Andy heals up and starts to train and Nile's the only one who will spar with her because Nicky and Joe aren't used to pulling their punches (or blades) and hurting her terrifies them now. It pisses Andy off and she takes it out on Nile, but that's training in its own way because while Nile saw some old time weapons in Afghanistan and it was a knife that killed her, the default personal weapon there is still an AK. She's not sure how much she needs to be prepared to take on someone with a battleaxe, but Andy tells her that that's not the point. 

"You need to stop flinching," Andy barks as they wait for Nile's arm to mend itself back together. "You need to accept that the wound is going to happen and keep going." 

"I took a bullet for you," Nile reminds her through grit teeth because it hurts like a motherfucker. 

"But you're ducking flesh wounds here," is the retort. "It's not instinct for you yet. It won't be for a while." 

She trains with Nicky and Joe, too, separately and together. They want to show her how to fight differently than she does - more, not better - as well as how they fight as a team. This she understands, the cohesiveness of the unit, and it can be fun but it can also be frustrating because Joe and Nicky don't always realize when they are Joe-and-Nicky and while Andy can totally roll with it, Nile can't yet. She's getting better at it, though. 

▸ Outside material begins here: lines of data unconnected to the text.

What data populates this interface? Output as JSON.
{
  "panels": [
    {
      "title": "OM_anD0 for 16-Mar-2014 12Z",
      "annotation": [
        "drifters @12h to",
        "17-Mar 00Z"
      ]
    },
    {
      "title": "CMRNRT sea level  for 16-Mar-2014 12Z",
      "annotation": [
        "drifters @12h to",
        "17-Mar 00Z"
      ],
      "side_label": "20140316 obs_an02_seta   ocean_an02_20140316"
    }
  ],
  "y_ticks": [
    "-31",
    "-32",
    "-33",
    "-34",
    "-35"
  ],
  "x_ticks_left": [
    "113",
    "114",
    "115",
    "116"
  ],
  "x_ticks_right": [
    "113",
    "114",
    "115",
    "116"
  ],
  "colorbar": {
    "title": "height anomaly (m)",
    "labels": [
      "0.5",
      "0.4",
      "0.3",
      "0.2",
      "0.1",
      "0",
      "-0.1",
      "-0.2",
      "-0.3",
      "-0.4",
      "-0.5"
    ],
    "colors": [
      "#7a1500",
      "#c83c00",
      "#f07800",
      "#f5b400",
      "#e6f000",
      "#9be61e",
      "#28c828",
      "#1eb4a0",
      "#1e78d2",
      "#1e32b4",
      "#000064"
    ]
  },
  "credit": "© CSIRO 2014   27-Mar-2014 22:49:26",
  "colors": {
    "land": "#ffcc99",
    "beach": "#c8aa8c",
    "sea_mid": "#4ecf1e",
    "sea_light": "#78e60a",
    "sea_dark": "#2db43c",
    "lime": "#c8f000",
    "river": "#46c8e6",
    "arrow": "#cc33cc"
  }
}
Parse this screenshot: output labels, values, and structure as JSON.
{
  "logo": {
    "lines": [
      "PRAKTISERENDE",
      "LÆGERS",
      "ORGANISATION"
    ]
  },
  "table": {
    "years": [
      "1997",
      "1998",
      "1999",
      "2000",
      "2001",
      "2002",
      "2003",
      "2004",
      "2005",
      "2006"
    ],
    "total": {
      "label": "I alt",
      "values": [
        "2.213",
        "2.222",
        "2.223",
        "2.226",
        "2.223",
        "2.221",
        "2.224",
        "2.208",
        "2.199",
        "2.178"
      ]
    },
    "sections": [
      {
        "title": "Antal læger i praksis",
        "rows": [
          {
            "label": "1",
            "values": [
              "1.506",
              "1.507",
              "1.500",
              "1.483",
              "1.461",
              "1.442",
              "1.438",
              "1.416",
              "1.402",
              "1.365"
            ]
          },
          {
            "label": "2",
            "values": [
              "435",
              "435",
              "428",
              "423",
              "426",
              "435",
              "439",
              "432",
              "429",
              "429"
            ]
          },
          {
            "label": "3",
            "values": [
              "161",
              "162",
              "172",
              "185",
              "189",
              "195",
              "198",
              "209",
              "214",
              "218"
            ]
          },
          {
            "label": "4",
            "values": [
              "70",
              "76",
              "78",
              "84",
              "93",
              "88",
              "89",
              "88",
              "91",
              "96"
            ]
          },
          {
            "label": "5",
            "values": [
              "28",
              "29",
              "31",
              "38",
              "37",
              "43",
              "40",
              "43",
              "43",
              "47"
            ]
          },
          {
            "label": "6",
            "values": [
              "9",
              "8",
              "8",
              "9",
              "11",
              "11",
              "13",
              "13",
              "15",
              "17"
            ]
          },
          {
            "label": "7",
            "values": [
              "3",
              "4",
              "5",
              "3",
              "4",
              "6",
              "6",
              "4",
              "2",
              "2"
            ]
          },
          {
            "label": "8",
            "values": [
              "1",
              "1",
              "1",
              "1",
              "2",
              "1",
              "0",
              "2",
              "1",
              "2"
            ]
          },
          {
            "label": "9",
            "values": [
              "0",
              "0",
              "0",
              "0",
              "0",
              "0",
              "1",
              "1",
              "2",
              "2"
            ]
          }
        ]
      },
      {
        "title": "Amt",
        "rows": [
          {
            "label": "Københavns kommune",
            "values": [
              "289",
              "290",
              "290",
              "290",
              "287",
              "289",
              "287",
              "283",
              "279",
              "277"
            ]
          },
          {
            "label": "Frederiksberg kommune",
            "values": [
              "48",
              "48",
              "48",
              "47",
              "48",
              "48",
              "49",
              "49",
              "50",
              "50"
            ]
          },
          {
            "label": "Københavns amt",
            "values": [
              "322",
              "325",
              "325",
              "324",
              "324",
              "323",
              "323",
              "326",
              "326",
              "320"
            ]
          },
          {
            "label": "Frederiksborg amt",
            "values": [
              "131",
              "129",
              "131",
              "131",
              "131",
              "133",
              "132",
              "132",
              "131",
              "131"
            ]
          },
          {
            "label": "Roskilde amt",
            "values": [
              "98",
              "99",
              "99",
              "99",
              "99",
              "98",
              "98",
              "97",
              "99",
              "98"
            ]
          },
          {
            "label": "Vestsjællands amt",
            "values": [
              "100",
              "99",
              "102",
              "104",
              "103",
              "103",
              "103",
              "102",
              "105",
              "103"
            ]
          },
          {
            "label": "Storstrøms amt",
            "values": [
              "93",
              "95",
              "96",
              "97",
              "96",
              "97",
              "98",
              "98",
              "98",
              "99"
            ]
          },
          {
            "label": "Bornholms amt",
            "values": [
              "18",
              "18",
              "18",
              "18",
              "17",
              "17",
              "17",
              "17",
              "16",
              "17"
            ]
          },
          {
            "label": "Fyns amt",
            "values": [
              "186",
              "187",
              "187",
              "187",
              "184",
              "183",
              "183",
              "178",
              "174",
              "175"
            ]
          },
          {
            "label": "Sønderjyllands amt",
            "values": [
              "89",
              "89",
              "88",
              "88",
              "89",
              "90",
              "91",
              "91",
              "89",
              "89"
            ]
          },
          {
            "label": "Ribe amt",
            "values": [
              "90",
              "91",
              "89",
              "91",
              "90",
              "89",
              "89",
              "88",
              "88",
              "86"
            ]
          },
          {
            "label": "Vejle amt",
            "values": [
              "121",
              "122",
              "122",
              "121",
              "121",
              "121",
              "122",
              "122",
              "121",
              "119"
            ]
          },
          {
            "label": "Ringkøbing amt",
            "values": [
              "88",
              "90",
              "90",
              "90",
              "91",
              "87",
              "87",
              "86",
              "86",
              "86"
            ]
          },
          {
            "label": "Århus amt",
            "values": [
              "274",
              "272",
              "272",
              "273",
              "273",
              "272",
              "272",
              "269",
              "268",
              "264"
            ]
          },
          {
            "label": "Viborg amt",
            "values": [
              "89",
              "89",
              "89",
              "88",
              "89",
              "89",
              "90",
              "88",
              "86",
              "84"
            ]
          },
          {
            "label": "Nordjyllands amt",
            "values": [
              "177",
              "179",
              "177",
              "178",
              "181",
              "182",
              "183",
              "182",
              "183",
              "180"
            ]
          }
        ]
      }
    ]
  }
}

Nicky letting her hold his sword is a big moment - a moment she ruins by giggling at the innuendo of the offer and then Joe's mock-heartbreak at the betrayal. But then Nicky shows her how to stand and how to hold the blade and how to take basic swings without leaving herself too exposed, Joe dutifully poking her in the ribs with his own sword, and it's a lot more than just a combat lesson. Nile owns (owned) a sword herself, the ceremonial NCO sword she got once she made E-4, but this doesn't feel like that. It feels more like when she was a kid and her father would let her hold his sword in its scabbard as he got done up in his dress blues. It's meaningful because it's not just history, it's someone's personal history and it's a person she cares about. Nicky and Joe aren't quite ride-or-die family yet, not when she's still smarting from her FET girls giving her up like that when they'd been tighter than tight, but it's there and she can see the outlines of it. She'd not-die for them any day.